The holidays are rooted in a positive intention

Is it wrong to take a day and celebrate the love we have in our lives? Is it wrong to show appreciation to the people who raised us? Most definitely not. We should be celebrating these things. And I would argue that most of us need an external reminder to take some time to do so, such as a designated societal day.

What this doesn’t mean, however, is that it needs to be celebrated in a consumer-centric way. This may be something as simple as not having your Valentine’s Day dinner on the actual day, or it may mean something more, such as not exchanging gifts on major gift-giving holidays. As long as the other people involved are on board (see the first heading), then you can choose to retain the positive intention of these holidays and celebrate them another way.

Don’t trust the crowd, it’s most likely hired/manipulated

The point of adding this to the film (in my opinion) is, “Look at the political corruption and manipulation! Isn’t it shocking?”

But the reality is, this is now happening regularly in the United States as well.

A large group of people rallying
“Rally to Restore Sanity and/or Fear” by Cliff, via Flickr Creative Commons is licensed under CC BY 2.0

During the documentary “The Act of Killing” about the horrors that took place in Indonesia, one of the subjects of the film decides to run for office. He goes around handing-out business cards and the people respond with renditions of “that’s it?” because they are so used to being bribed with more. They also make a point to talk about how the political rallies are filled with paid people. The point of adding this to the film (in my opinion) is, “Look at the political corruption and manipulation! Isn’t it shocking?”

But the reality is, this is now happening regularly in the United States as well.
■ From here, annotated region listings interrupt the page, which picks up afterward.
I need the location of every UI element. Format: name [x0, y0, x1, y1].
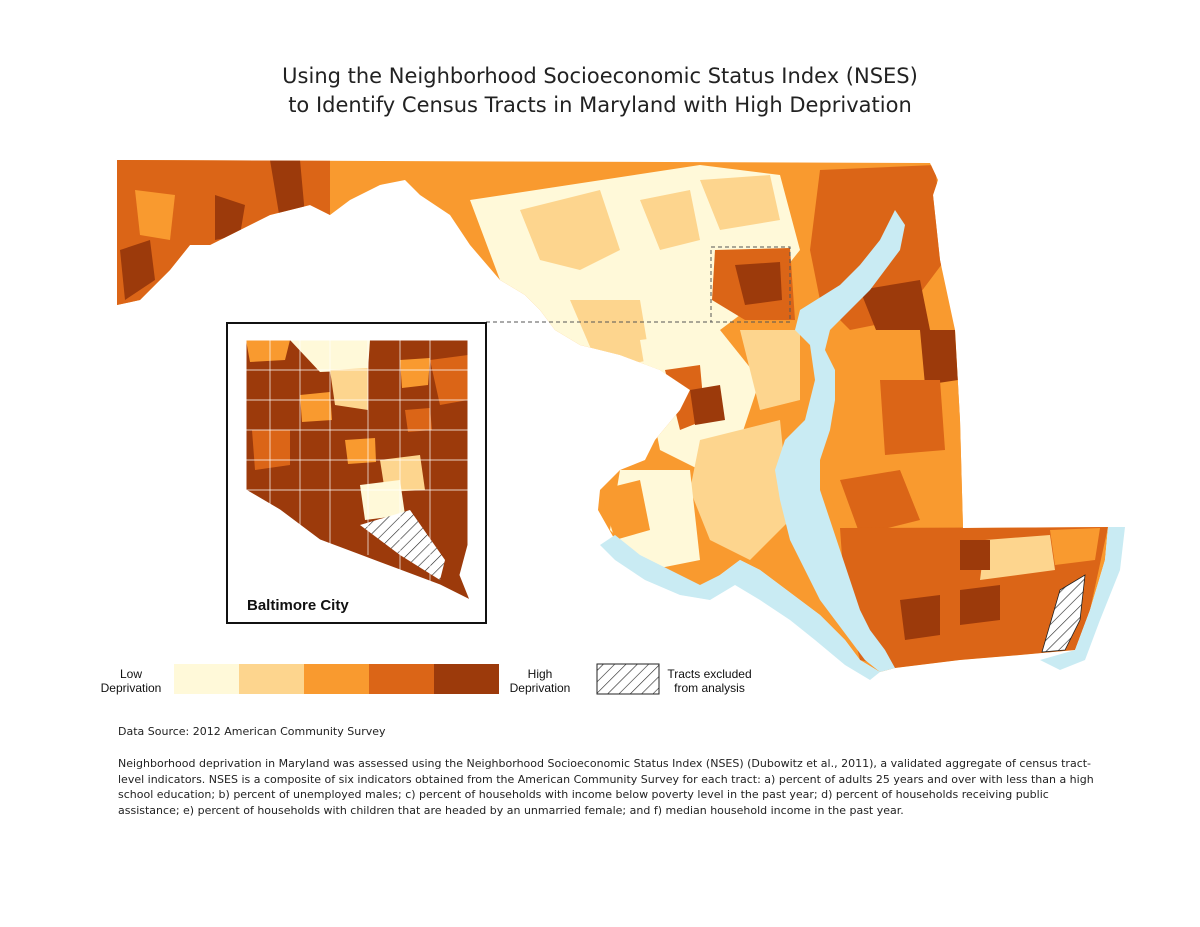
tract-region: [960, 540, 990, 570]
tract-region: [980, 535, 1055, 580]
tract-region: [600, 480, 650, 540]
tract-region: [246, 340, 290, 362]
tract-region: [330, 368, 368, 410]
excluded-tracts-shore: [1041, 574, 1086, 653]
tract-region: [900, 595, 940, 640]
inset-label: Baltimore City: [247, 597, 349, 614]
tract-region: [860, 280, 930, 340]
tract-region: [840, 470, 920, 535]
tract-region: [252, 430, 290, 470]
potomac-river: [600, 535, 880, 680]
legend-swatch-3: [304, 664, 369, 694]
tract-region: [735, 262, 782, 305]
map-title-line-1: Using the Neighborhood Socioeconomic Sta…: [282, 64, 918, 88]
legend-excluded-line-1: Tracts excluded: [667, 667, 752, 681]
legend-excluded-label: Tracts excluded from analysis: [662, 667, 757, 695]
tract-region: [405, 408, 432, 432]
legend-excluded-swatch: [596, 663, 660, 695]
legend-high-line-2: Deprivation: [509, 681, 571, 695]
tract-region: [1050, 528, 1100, 565]
data-source: Data Source: 2012 American Community Sur…: [118, 725, 386, 738]
legend-high-line-1: High: [527, 667, 553, 681]
legend-excluded-line-2: from analysis: [674, 681, 745, 695]
legend-swatch-4: [369, 664, 434, 694]
legend-low-line-1: Low: [119, 667, 142, 681]
legend-low-line-2: Deprivation: [100, 681, 162, 695]
legend-swatch-2: [239, 664, 304, 694]
map-title: Using the Neighborhood Socioeconomic Sta…: [0, 62, 1200, 120]
legend-low-label: Low Deprivation: [96, 667, 166, 695]
legend-swatch-5: [434, 664, 499, 694]
tract-region: [520, 190, 620, 270]
tract-region: [270, 160, 305, 220]
tract-region: [690, 385, 725, 425]
tract-region: [700, 175, 780, 230]
inset-city-outline: [245, 339, 471, 602]
legend-high-label: High Deprivation: [504, 667, 576, 695]
tract-region: [640, 190, 700, 250]
tract-region: [300, 392, 332, 422]
tract-region: [960, 585, 1000, 625]
tract-region: [740, 330, 800, 410]
atlantic-coast-water: [1040, 527, 1125, 670]
legend: [174, 663, 660, 695]
tract-region: [690, 420, 790, 560]
tract-region: [570, 300, 650, 370]
excluded-tracts-harbor: [360, 510, 445, 580]
tract-region: [400, 358, 430, 388]
map-title-line-2: to Identify Census Tracts in Maryland wi…: [288, 93, 912, 117]
tract-region: [215, 195, 245, 240]
chesapeake-bay: [775, 210, 905, 672]
tract-region: [135, 190, 175, 240]
tract-region: [920, 330, 958, 385]
tract-region: [430, 355, 468, 405]
description-paragraph: Neighborhood deprivation in Maryland was…: [118, 757, 1094, 817]
tract-region: [880, 380, 945, 455]
tract-region: [120, 240, 155, 300]
tract-boundaries: [246, 340, 468, 585]
legend-swatch-1: [174, 664, 239, 694]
  • Political campaigns hire fake crowds
  • The Pentagon has been paying sports teams for patriotism
  • Photography is regularly used to make crowds seem larger than they are
  • Colleges and other organizations utilize rent-a-crowds too
  • Television shows (I know this from personal experience) sort audience members to ensure the people sitting closest to the actors are diverse and meet the demographic they want to watch the show.
  • Some people argue that police may be using riot gear to make a crowd look more violent than it is.
  • A couple of years ago, I went to a talk by a U.S. Supreme Court Justice. Myself and two young men were escorted to the very front row. After we were seated, one of the young men looked at the crowd, mostly age 50+ and said to me something like “I don’t think we should be in the front row. I’d prefer some of these older folks get a better view.” I told him, while I agreed with him, we were seated there intentionally. They wanted us within camera shots to show that the younger generation was there, even if the reality was, there were only three of us out of 350.

Why is this happening?

For this, I turn to Social Norms Theory. People go along with what the social norm is, and crowds often signal social approval. Think about this as an illustration: You and a friend are walking to a concert. You’re positive you know the way to the concert. But you keep seeing tons of people, who also seem to be going to the concert walking the opposite way. What do you do? At the very least, you start to second-guess yourself. And, most likely, you will determine the crowd is most likely right, you’ve mistaken, and turn and follow them.

How do you combat this?

The best response is identification; whenever you see a crowd, just assume that it’s manipulated in some way. If it helps, do a quick mental exercise, using the examples above and others, to think through what possible ways the crowd could be manipulated to serve a purpose. This will keep you from thinking the crowd is the norm and falling into the subconscious social norms patterns of thinking the crowd is right.